In hindsight, there are a couple of aspects of Captain America #278 which I understandably did not pick up on way back then. First off, there is Steve Rogers’ childhood friend Arnie Roth and his “roommate” Michael. Looking back on the entire story arc, and reading between the lines, it is now obvious that DeMatteis was writing Arnie and Michael as a gay couple, making it subtle enough that it would not be objectionable to the more conservative editorial standards of the early 1980s. DeMatteis clearly shows two gay men in a committed relationship, and indeed the death of Michael in this story is a blow from which Arnie would take a long time to recover.
The other point is regarding the back-up featuring the Falcon. I now recognize that DeMatteis wrote “Snapping” to clear up the muddled history of Sam Wilson that was caused by Steve Englehart’s retcon of the Falcon’s origin several years previously. Now, when I later tracked down the back issues of Englehart’s Captain America run, I became a huge fan of his work on the series. That said, I have always felt his “Snap” Wilson subplot was a misstep. I think that DeMatteis does a fine job in this story of reconciling the problems it caused with the Falcon.
Oh, yes, how can I forget Mike Zeck?!? He has been one of my all time favorite comic book artists ever since I saw his amazing work on Captain America #278 as a kid. His subsequent work on “Kraven’s Last Hunt,” Punisher, Damned, Deathstroke, and Legends of the DC Universe, among others, was stunning. Years later, I had the opportunity to visit Mike at his then-home in Connecticut. Of course I had to bring Captain America #278 with me to get autographed.

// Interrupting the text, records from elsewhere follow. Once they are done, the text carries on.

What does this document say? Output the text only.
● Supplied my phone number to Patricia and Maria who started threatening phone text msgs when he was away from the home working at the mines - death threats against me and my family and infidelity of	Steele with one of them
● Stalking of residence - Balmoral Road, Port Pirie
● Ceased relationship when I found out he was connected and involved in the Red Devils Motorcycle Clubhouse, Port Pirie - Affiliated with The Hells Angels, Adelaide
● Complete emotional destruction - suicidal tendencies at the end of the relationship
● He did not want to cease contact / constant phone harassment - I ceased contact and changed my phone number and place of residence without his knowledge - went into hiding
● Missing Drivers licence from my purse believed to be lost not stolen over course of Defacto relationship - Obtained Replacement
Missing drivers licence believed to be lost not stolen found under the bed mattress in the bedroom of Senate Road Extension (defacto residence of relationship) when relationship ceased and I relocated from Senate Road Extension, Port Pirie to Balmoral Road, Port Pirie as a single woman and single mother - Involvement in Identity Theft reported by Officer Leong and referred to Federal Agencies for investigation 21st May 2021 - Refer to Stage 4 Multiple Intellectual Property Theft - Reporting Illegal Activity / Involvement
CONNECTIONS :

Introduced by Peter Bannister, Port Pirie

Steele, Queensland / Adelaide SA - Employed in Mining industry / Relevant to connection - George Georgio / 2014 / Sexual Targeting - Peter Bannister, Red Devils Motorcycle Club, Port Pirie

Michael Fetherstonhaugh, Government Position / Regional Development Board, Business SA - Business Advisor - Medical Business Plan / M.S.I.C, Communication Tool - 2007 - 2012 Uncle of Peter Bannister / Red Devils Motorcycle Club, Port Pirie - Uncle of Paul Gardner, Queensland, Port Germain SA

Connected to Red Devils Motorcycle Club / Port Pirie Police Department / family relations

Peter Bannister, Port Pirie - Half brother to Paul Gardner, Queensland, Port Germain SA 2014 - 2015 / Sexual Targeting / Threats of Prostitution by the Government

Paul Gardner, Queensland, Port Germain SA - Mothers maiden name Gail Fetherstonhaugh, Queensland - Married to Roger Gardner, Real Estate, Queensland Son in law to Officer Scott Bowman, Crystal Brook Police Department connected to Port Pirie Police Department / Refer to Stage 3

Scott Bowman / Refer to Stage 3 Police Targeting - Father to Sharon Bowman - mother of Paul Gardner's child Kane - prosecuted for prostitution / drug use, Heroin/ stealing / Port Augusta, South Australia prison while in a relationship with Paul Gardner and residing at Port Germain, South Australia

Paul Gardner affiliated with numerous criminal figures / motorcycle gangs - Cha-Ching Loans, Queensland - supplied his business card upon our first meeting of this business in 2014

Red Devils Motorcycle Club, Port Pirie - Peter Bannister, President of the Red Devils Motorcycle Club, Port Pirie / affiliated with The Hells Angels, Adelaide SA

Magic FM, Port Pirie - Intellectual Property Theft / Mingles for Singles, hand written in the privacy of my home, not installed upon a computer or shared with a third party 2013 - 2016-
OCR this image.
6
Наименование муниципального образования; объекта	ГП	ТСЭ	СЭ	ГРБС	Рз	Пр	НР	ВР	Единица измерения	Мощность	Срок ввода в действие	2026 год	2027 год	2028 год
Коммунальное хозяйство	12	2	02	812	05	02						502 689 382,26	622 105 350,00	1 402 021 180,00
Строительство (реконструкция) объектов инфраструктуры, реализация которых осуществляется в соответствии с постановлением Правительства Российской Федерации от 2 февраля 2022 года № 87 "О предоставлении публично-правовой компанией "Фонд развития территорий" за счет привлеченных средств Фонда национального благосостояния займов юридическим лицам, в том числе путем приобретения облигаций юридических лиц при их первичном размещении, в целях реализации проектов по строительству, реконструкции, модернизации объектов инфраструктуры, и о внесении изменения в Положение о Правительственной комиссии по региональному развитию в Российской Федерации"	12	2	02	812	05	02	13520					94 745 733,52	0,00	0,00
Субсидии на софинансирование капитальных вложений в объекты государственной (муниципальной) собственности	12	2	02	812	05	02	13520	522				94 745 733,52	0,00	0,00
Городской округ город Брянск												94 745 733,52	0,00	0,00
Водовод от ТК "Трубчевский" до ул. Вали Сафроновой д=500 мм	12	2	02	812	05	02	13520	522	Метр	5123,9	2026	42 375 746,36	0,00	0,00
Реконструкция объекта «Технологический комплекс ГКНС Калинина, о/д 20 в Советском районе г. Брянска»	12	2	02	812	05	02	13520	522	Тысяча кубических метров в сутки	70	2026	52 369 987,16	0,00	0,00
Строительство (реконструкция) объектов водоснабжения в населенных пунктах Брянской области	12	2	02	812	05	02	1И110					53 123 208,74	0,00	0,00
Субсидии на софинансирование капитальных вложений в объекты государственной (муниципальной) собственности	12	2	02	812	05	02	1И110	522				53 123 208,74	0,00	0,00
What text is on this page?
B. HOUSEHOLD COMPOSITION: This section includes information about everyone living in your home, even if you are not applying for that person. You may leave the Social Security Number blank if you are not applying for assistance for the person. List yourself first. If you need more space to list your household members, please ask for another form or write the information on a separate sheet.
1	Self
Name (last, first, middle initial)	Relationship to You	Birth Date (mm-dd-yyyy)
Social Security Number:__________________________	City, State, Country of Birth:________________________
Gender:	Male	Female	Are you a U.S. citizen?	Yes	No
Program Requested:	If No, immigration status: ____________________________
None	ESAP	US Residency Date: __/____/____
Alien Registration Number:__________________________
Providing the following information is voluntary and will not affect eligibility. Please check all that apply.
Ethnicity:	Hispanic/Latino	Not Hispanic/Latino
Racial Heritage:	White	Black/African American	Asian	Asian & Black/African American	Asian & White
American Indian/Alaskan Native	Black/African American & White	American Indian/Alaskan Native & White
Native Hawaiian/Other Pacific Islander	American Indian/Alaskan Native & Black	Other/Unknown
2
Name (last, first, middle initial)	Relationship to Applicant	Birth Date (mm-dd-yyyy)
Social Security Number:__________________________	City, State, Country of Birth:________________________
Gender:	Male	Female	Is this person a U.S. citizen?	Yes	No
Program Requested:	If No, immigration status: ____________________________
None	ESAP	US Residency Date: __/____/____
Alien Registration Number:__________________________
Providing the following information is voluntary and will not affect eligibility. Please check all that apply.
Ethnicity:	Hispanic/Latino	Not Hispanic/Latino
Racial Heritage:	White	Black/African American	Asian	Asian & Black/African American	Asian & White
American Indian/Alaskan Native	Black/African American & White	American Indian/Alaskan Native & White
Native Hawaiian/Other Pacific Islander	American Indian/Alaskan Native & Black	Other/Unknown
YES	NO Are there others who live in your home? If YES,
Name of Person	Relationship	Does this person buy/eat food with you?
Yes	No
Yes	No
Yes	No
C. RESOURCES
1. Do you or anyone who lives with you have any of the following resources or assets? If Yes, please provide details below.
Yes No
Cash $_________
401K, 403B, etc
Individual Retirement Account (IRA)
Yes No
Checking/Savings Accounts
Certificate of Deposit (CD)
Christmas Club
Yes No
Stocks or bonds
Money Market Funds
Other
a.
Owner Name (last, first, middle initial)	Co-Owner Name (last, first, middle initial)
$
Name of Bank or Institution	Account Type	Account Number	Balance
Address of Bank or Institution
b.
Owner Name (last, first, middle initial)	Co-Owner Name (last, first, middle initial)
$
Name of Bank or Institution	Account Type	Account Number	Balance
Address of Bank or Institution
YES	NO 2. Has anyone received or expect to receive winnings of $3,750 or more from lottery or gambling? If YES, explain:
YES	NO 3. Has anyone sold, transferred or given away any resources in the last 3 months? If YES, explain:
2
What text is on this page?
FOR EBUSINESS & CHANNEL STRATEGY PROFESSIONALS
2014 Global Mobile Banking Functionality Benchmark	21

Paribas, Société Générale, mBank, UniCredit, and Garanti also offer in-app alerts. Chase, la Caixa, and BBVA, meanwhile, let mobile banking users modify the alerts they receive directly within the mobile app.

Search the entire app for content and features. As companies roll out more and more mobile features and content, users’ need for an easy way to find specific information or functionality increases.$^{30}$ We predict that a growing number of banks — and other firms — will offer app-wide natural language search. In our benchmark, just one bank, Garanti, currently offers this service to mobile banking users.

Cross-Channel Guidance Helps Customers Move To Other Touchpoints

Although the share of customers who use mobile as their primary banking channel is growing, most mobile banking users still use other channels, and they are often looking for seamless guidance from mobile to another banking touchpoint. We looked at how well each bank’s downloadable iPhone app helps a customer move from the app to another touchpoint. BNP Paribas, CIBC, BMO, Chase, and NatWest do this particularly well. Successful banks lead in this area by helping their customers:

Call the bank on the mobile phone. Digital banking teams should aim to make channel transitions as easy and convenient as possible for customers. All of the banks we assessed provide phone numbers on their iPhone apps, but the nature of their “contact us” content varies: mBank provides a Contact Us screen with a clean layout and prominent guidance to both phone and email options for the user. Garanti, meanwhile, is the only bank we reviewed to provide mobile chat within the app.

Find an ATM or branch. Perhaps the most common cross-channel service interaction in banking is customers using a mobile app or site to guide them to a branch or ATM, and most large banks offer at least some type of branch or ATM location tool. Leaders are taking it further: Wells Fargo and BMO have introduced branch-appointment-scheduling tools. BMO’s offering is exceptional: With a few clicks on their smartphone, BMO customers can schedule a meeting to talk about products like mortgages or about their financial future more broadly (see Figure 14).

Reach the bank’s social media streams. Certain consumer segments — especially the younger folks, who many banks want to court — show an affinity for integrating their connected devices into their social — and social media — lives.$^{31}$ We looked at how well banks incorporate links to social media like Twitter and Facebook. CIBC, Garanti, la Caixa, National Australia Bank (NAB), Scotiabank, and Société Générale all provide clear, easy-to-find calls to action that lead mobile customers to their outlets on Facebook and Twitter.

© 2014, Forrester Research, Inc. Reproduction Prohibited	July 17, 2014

Well, actually, it was a replacement copy I’d bought a few years earlier, because I had read the original comic so many times that it had literally fallen to pieces.
In the last several years Zeck has worked on licensing art and style guides. No doubt this pays very well. But I wish we could once again see his artwork on actual comic books, at least drawing a miniseries or some covers. Come back, Mike, we miss you!
As for John Beatty, he is certainly a talented inker / embellisher. In addition to his collaborations with Zeck, he’s also done nice work over Kelley Jones’ pencils. Like Zeck, I believe nowadays Beatty also has focused on licensing artwork.
So there you have it, a look back at one of the most memorable comic books of my childhood, featuring my introduction to Marvel’s red, white & blue Avenger. And after all these years it is still an amazing story with superb artwork.
Update: I eventually got to meet both J.M. DeMatteis and John Beatty. It was definitely a thrill to get my copy of Captain America #278 autographed by both of them.